# A few good knife related videos



## NYWoodturner (Oct 29, 2014)

Tell me this guy doesn't have it figured out...





Part 2

Reactions: Like 1 | Agree 1 | Way Cool 1


----------



## NYWoodturner (Oct 29, 2014)

I found this one pretty intriguing as well.


----------



## DKMD (Oct 29, 2014)

Pretty damn cool! Old fashioned sweat equity and barter for a quiet life filled with good food and drink... He's winning!

Reactions: Agree 2


----------



## NeilYeag (Oct 29, 2014)

Hey don't you love the bathtub with fire below it.


----------



## ripjack13 (Oct 30, 2014)

Ahhh....the good life of the good ol days.


----------



## Kevin (Oct 30, 2014)

He mentioned in order for someone to take it up they have to have the "passion". That's so true with everything if you want to excel at whatever it is. 

_I suppose some people look down on knives because they think automatically think a weapon. But I mean, what do you prepare your food with? A frying pan's a weapon too. _

Man I can't believe he traded that knife for a small box of pig. It must have been one of his 'quickie' knives but I mean, how "quick" can making any knife from scratch be? But, when you live in the bush, you barter for what you need when you need it I guess. 

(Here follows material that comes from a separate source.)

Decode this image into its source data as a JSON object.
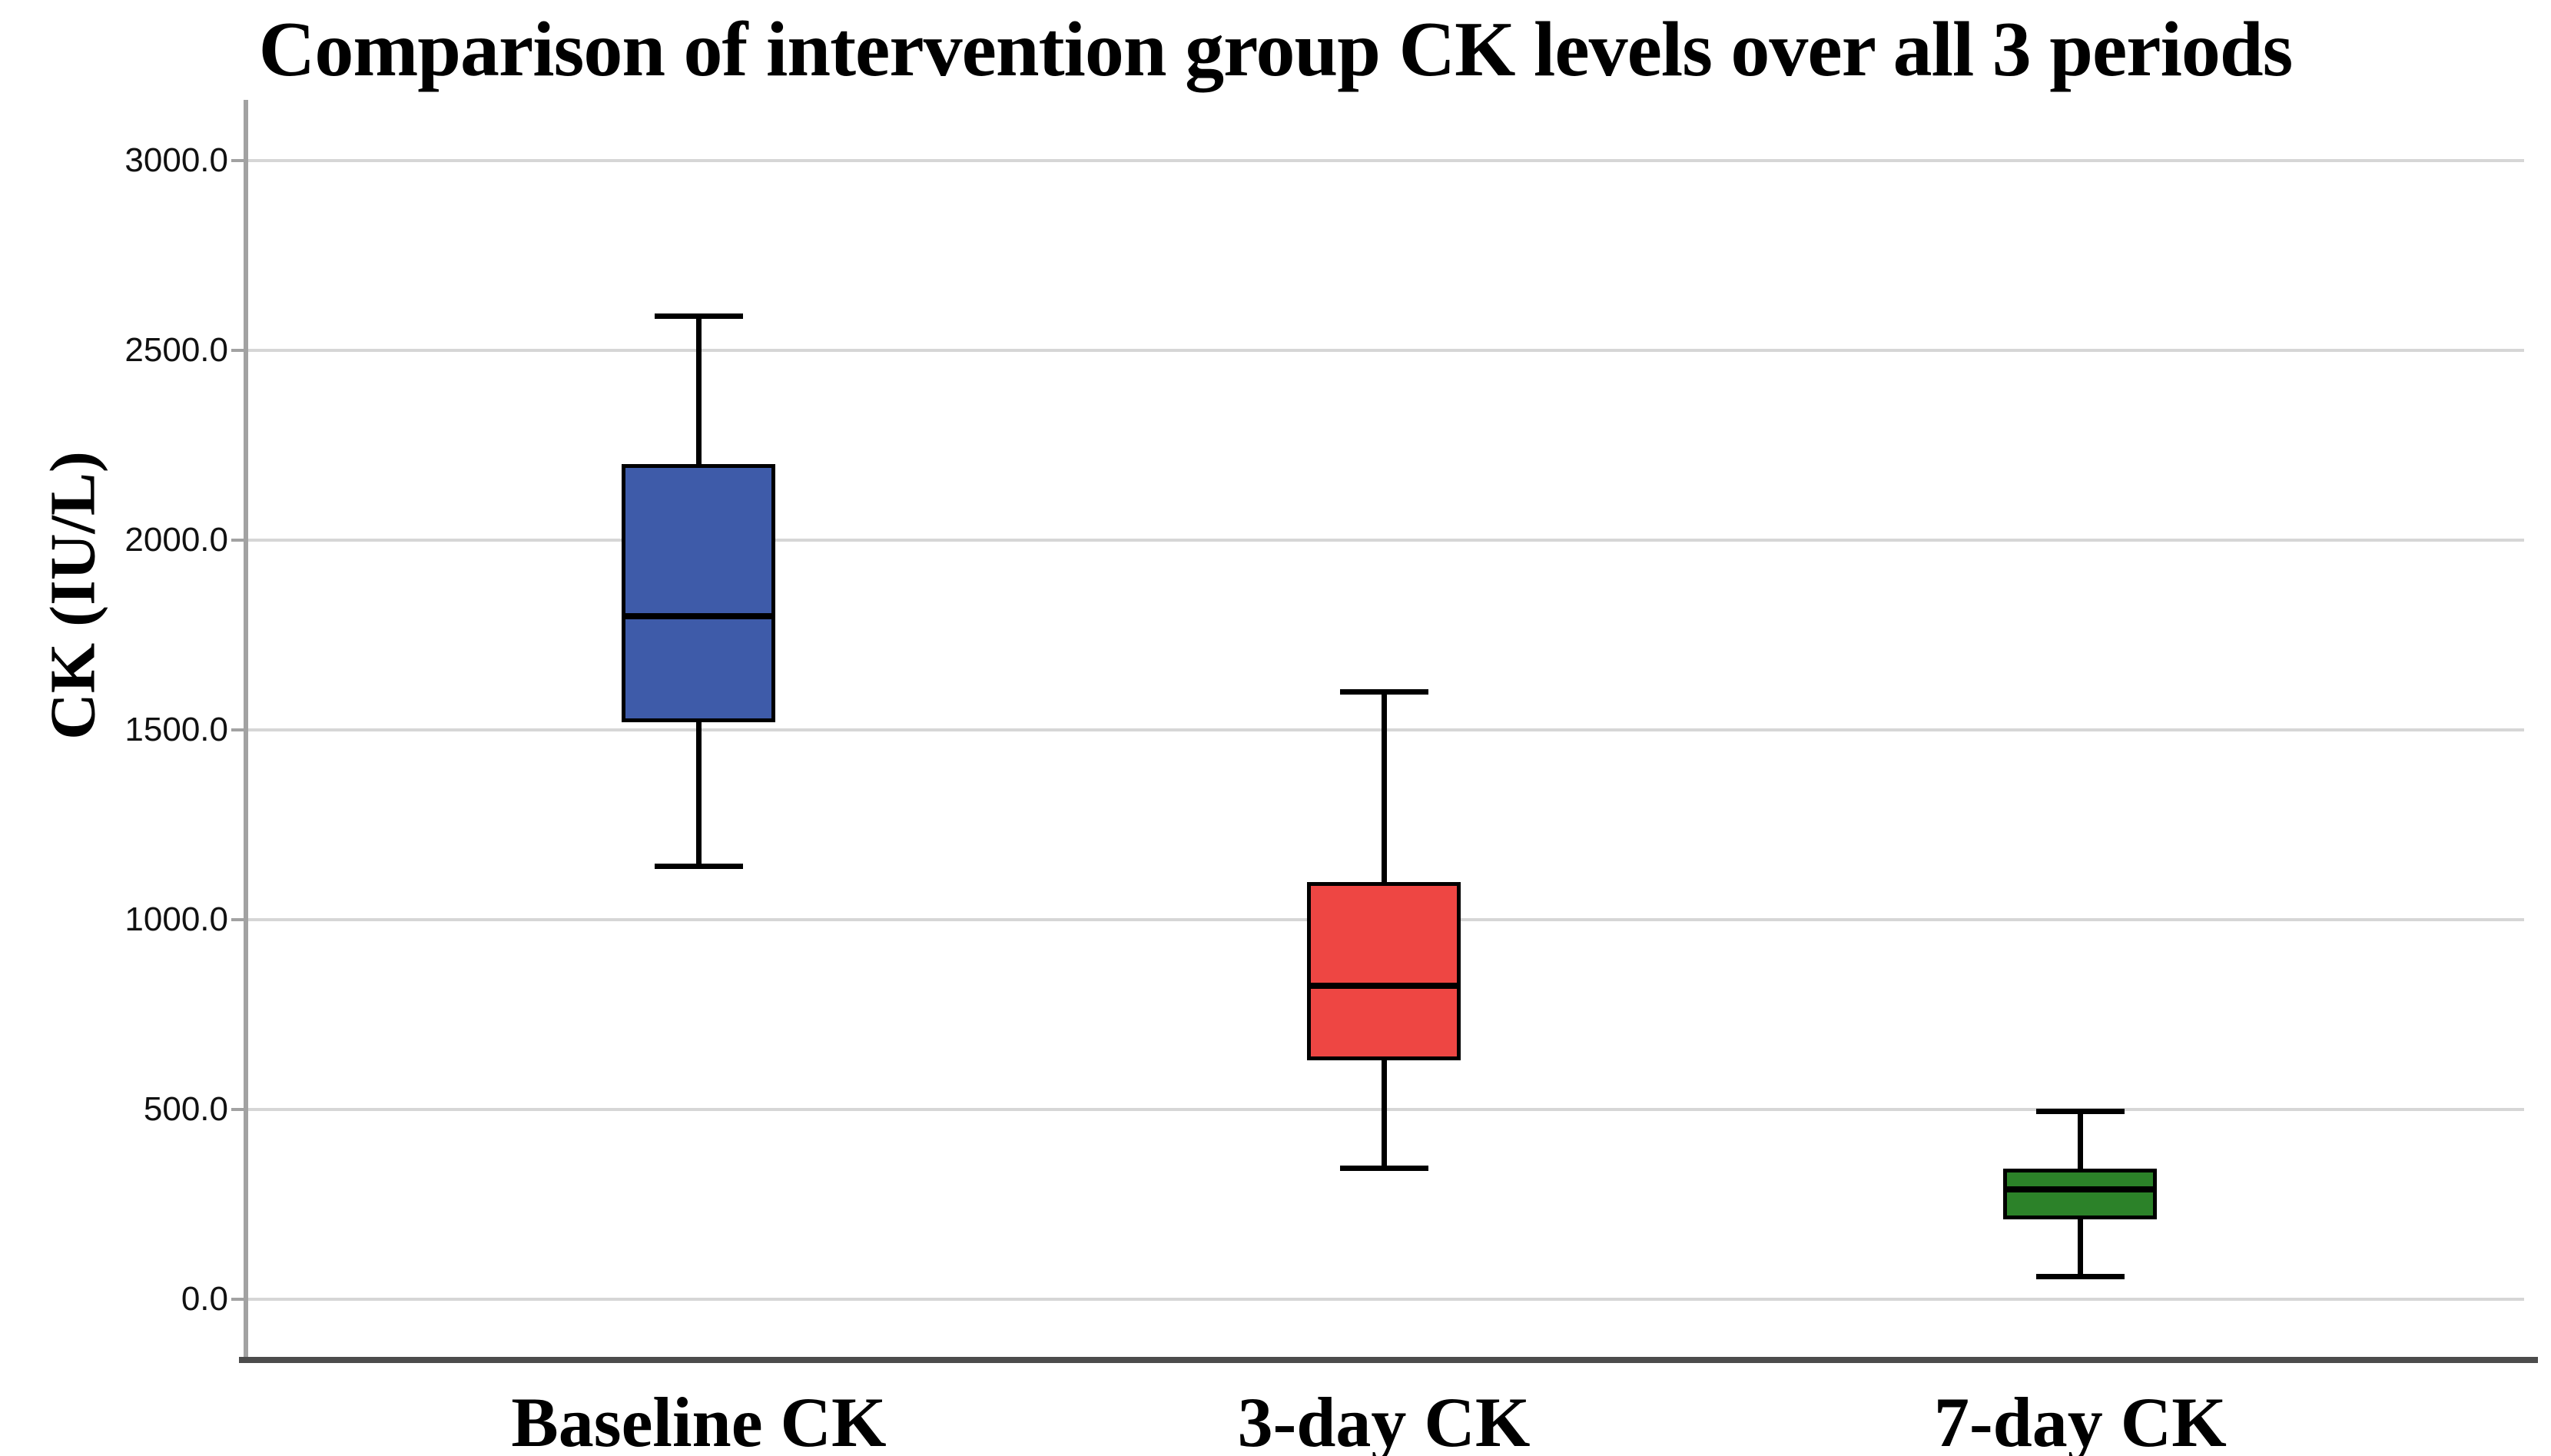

Going into town and doing a sharpening service from his trunk. Teaching Linden a lifetime craft. _"Even Jesus couldn't fix this one."_  This guy is gold. 

Thoroughly enjoyed those Scott thanks for posting.

Reactions: Like 1 | Agree 1


----------



## Molokai (Oct 30, 2014)

Great videos, i watched them a year ago,, and will probably watch them again. Thats what the government wants us to forget, that we can barter for items, 
not money involved. Wants us addicted to money, and we can live without it.....

Reactions: Agree 2


----------